La porte s’ouvrit doucement et Élisa entra dans la maison. Les autres enfants étaient partis se coucher depuis quelques temps déjà et le silence régnait dans le salon. On entendait seulement le crépitement des flammes sur le bois légèrement humide de la cheminée. Waya était assise devant l’âtre enveloppée dans une couverture. Elle attendait que sa fille fasse le premier pas, elle ne voulait pas la brusquer. Élisa s’approcha de la vieille femme et s’assit à ses côtés. Elle entoura ses épaules de ses bras et déposa un baiser sur son front.

« - Merci de me l’avoir dit.

- Je suis désolée d’avoir gardé le secret si longtemps, mais je ne savais pas comment te l’annoncer et j’avais peur de ta réaction. Désolée d’avoir été si égoïste, répondit Waya au bord des larmes.

- J’ai compris maman, ne t’en fais pas. » Élisa posa sa tête sur l’épaule de sa mère et ferma les yeux. Des petites larmes coulèrent le long de ses joues mais elle allait mieux.

*****

- Fais attention à toi sur le chemin.
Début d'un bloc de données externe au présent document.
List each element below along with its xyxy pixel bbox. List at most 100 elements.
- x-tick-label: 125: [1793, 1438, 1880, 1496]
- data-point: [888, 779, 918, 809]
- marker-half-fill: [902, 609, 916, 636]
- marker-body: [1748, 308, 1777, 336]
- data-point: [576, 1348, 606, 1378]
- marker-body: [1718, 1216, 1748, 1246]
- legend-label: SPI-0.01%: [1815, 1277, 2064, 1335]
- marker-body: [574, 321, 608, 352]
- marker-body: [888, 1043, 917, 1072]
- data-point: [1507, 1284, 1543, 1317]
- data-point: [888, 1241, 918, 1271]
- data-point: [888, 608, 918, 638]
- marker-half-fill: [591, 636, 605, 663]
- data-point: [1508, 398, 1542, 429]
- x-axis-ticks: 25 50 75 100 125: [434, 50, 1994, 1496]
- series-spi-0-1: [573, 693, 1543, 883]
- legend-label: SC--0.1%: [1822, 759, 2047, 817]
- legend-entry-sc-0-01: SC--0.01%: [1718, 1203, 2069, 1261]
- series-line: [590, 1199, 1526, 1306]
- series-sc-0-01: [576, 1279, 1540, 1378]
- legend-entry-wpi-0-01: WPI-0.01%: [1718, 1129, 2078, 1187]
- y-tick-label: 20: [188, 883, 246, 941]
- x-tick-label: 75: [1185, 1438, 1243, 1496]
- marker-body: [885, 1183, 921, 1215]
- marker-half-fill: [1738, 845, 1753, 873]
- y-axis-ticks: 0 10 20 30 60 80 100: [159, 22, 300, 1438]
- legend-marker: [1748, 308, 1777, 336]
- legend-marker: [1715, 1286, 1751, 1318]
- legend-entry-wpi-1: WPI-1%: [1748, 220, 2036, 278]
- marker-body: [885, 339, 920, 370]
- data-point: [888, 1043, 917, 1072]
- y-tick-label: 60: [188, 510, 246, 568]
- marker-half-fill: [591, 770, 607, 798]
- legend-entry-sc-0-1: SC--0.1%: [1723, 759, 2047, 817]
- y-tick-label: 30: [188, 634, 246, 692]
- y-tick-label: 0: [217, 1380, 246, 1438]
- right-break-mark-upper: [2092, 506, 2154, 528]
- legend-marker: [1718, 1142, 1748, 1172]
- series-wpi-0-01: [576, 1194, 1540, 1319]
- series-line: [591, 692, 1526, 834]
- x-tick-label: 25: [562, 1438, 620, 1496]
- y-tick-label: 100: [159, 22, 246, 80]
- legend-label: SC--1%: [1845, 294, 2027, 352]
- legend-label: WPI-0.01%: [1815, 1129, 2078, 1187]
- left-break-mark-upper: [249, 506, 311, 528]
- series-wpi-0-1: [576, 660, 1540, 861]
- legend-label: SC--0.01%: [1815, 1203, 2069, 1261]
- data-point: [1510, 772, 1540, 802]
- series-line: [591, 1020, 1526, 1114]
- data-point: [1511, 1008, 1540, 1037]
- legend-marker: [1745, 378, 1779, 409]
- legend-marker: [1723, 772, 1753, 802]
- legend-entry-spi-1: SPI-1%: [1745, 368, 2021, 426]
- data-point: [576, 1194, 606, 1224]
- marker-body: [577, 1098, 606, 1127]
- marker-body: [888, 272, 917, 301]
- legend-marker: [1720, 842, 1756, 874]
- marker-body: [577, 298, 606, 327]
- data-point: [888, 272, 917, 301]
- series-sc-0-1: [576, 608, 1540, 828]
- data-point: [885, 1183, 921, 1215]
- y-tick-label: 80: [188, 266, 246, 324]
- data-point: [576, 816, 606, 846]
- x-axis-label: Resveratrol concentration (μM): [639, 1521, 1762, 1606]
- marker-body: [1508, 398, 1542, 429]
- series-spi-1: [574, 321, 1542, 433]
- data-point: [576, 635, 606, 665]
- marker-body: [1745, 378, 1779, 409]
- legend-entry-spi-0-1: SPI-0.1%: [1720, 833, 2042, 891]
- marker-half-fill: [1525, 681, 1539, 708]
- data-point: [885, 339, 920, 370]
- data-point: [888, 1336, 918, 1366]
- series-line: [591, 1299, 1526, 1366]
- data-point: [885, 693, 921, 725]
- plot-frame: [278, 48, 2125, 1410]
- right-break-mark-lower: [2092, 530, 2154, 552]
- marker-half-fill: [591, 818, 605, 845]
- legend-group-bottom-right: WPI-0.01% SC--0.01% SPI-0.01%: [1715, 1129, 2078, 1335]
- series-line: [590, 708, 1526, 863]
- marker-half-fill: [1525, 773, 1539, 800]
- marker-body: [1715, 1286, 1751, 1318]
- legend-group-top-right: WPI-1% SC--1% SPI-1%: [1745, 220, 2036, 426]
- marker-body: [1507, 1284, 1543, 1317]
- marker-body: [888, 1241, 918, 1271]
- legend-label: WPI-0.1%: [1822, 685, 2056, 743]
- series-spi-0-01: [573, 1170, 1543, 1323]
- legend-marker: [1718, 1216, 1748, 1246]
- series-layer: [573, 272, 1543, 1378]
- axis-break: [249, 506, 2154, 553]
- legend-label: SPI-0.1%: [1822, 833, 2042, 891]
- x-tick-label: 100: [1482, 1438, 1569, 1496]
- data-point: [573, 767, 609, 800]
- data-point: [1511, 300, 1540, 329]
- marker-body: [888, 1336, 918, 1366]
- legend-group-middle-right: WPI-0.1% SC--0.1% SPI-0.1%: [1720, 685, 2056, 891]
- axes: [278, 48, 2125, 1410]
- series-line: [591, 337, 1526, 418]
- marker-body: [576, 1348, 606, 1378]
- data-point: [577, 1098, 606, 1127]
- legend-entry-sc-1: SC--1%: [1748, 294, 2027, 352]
Je t’ai donné de quoi vivre quelques semaines mais si tu as besoin de plus, va à « La vache qui fume ». Le propriétaire est un ami d’enfance, il t’engagera comme serveuse.

- Merci maman, ne t’en fais pas, ça va aller, répondit Élisa.

- Bonne route ma fille !

- A bientôt Élisa ! crièrent les enfants.

Élisa fit avancer Tunder au pas et se retourna pour dire au revoir à Waya et ses frères et sœurs. Ils étaient tous réunis autour de leur maman et faisaient de grands signes à leur sœur aînée.

Depuis qu’Élisa avait appris que sa mère biologique n’était pas Waya, elle avait décidé de faire ce voyage pour retrouver ses parents. Elle avait attendu quelques jours après son anniversaire et avait récupéré toutes les informations que Waya possédait sur la maison où elle avait travaillé et la famille d’Élisa. Ce matin-là, elle partait en direction de la ville de ses parents en laissant derrière elle tout ce qu’elle avait connu. Elle ne savait pas encore si elle reviendrait. Elle n’avait pas réussi à aborder ce sujet avec Waya, elle avait trop peur qu’elles se mettent à pleurer.

*****

- Maman, elle revient quand Élisa ? demanda Sam.

 - Je ne sais pas... Tu sais, elle ne va peut-être pas revenir, lui répondit Waya.

- Si elle va revenir, elle m’a promis que quand j’aurais dix ans elle m’apprendrait à monter à cheval. Et mon anniversaire, c’est demain !

- Je sais mon chéri, mais Élisa est une femme maintenant et si elle veut partir, il faut l’accepter.

 - Mais, mais… bredouilla Sam au bord des larmes.

- Petit Sam ! cria une voix au loin.

Sam et Waya se retournèrent en direction de la voix. Élisa était juchée sur Tunder au bout du sentier menant à la maison.

- Tu viens ? Il faut que je t’apprenne à monter à cheval ! S

Sam sauta des genoux de Waya et courut vers Élisa : elle ne l’avait pas oublié. Waya sourit en la voyant heureuse de revoir ses frères et sœurs. Le soir, au coin du feu, Élisa raconta son voyage à sa mère : elle avait retrouvé ses parents et les avait vus heureux dans leur grande maison. Cela lui avait fait mal.

Après quelques semaines, elle avait réalisé que la famille c’est plus qu’un nom sur un bout de papier et que, sans l’abandon de cette femme, elle n’aurait jamais rencontré la sienne de famille.

Waya l’enlaça et elles se mirent à pleurer… mais cette fois, de joie.